The 3,639 vessel Seaway transits in 2009 represented a 14 percent decline compared with 2008. The total cargo carried in 2009 declined 25 percent compared with the 43.5 million metric tons carried in 2008. Major cargo reductions were 42.6 percent for iron ore and 21.7 percent for coal, in part because of furnace shutdowns at steel plants in the United States and Canada as auto industry production was reduced.
Looking ahead, Corfe said, “Our concern is that these traditional cargoes, particularly iron ore and coal, are going to be slow recovering cargoes and ultimately may never come back.”
Grain cargo was the bright spot showing a 6.6 percent increase in 2009 compared to 2008.
The Seaway’s declines in ship transits and cargo volume mirrored both the long-term changes in the U.S. and Canadian industrial base and the current depressed global economic conditions.
The $165 million Asset Renewal Program is funding over 50 projects that will rebuild and rehabilitate the 50-year-old Seaway’s infrastructure.
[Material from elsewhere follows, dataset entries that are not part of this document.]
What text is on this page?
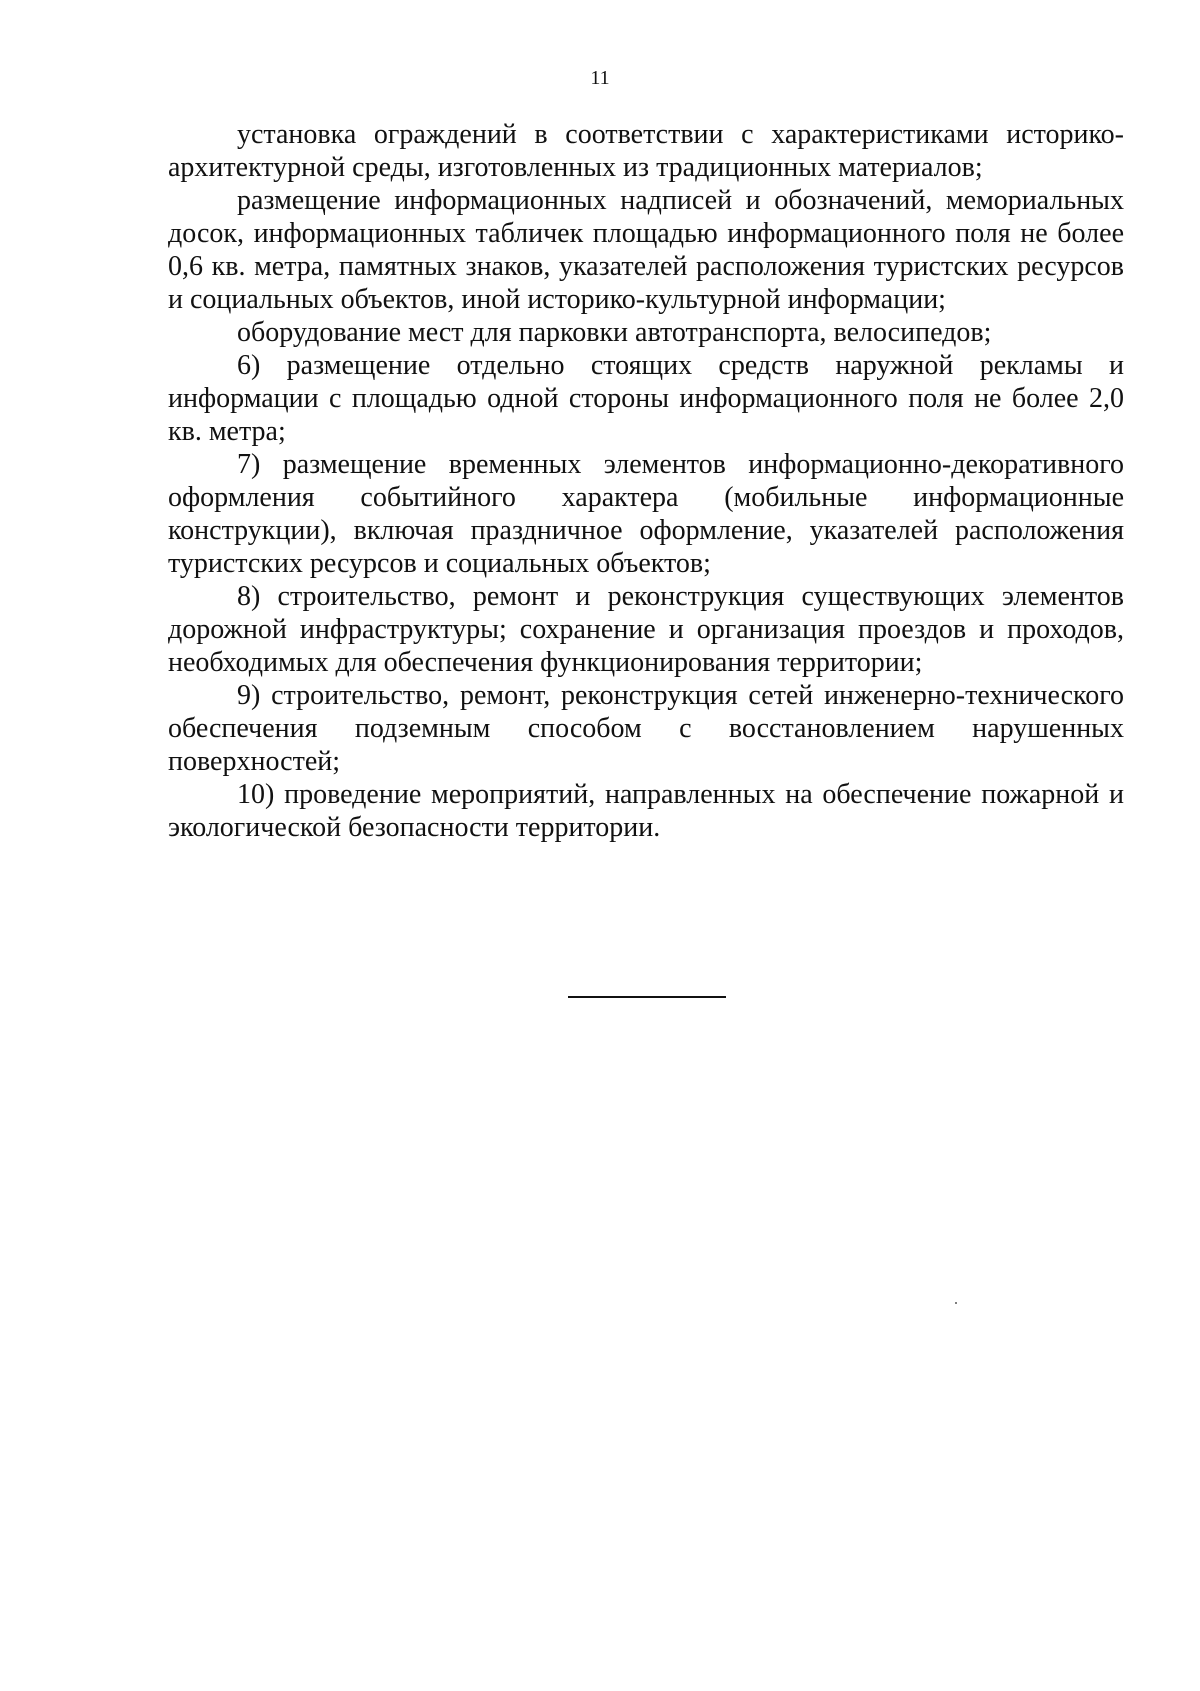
11

установка ограждений в соответствии с характеристиками историко-архитектурной среды, изготовленных из традиционных материалов;

размещение информационных надписей и обозначений, мемориальных досок, информационных табличек площадью информационного поля не более 0,6 кв. метра, памятных знаков, указателей расположения туристских ресурсов и социальных объектов, иной историко-культурной информации;

оборудование мест для парковки автотранспорта, велосипедов;

6) размещение отдельно стоящих средств наружной рекламы и информации с площадью одной стороны информационного поля не более 2,0 кв. метра;

7) размещение временных элементов информационно-декоративного оформления событийного характера (мобильные информационные конструкции), включая праздничное оформление, указателей расположения туристских ресурсов и социальных объектов;

8) строительство, ремонт и реконструкция существующих элементов дорожной инфраструктуры; сохранение и организация проездов и проходов, необходимых для обеспечения функционирования территории;

9) строительство, ремонт, реконструкция сетей инженерно-технического обеспечения подземным способом с восстановлением нарушенных поверхностей;

10) проведение мероприятий, направленных на обеспечение пожарной и экологической безопасности территории.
New technologies such as hands-free-mooring devices in the locks reduce a vessel’s equipment costs and crewing requirements, thereby increasing Seaway’s competitiveness.
As the economy moves toward a recovery in North America and the rest of the world, the Seaway’s management continues implementation of the “Fund It, Fix It, Grow It” strategic plan that began three years ago to ensure the Seaway remains a viable marine transportation asset, according to Collister Johnson Jr., administrator of the Saint Lawrence Seaway Development Corp.
“Grow It” hopes to counter long-term changes driven by a wide range of forces. While the Seaway’s general cargo and bulk cargoes declined 29.7 percent in 2009, these cargoes represent an area of potential growth as the economy improves. Container traffic should also grow again as the global economy recovers and the Seaway develops niche markets.
For example, Johnson noted that the new tug/barge service between Montreal and the Port of Hamilton, Ontario, avoids “some of the barriers that have impeded such service in the past” such as the 25 percent duty requirement that applies to containerships under Canadian laws.
Johnson believes the Seaway and the Great Lakes can grow the container market in an environmentally sensitive manner if changes in U.S. legislation are enacted to exempt short-sea shipping operations from the harbor maintenance tax.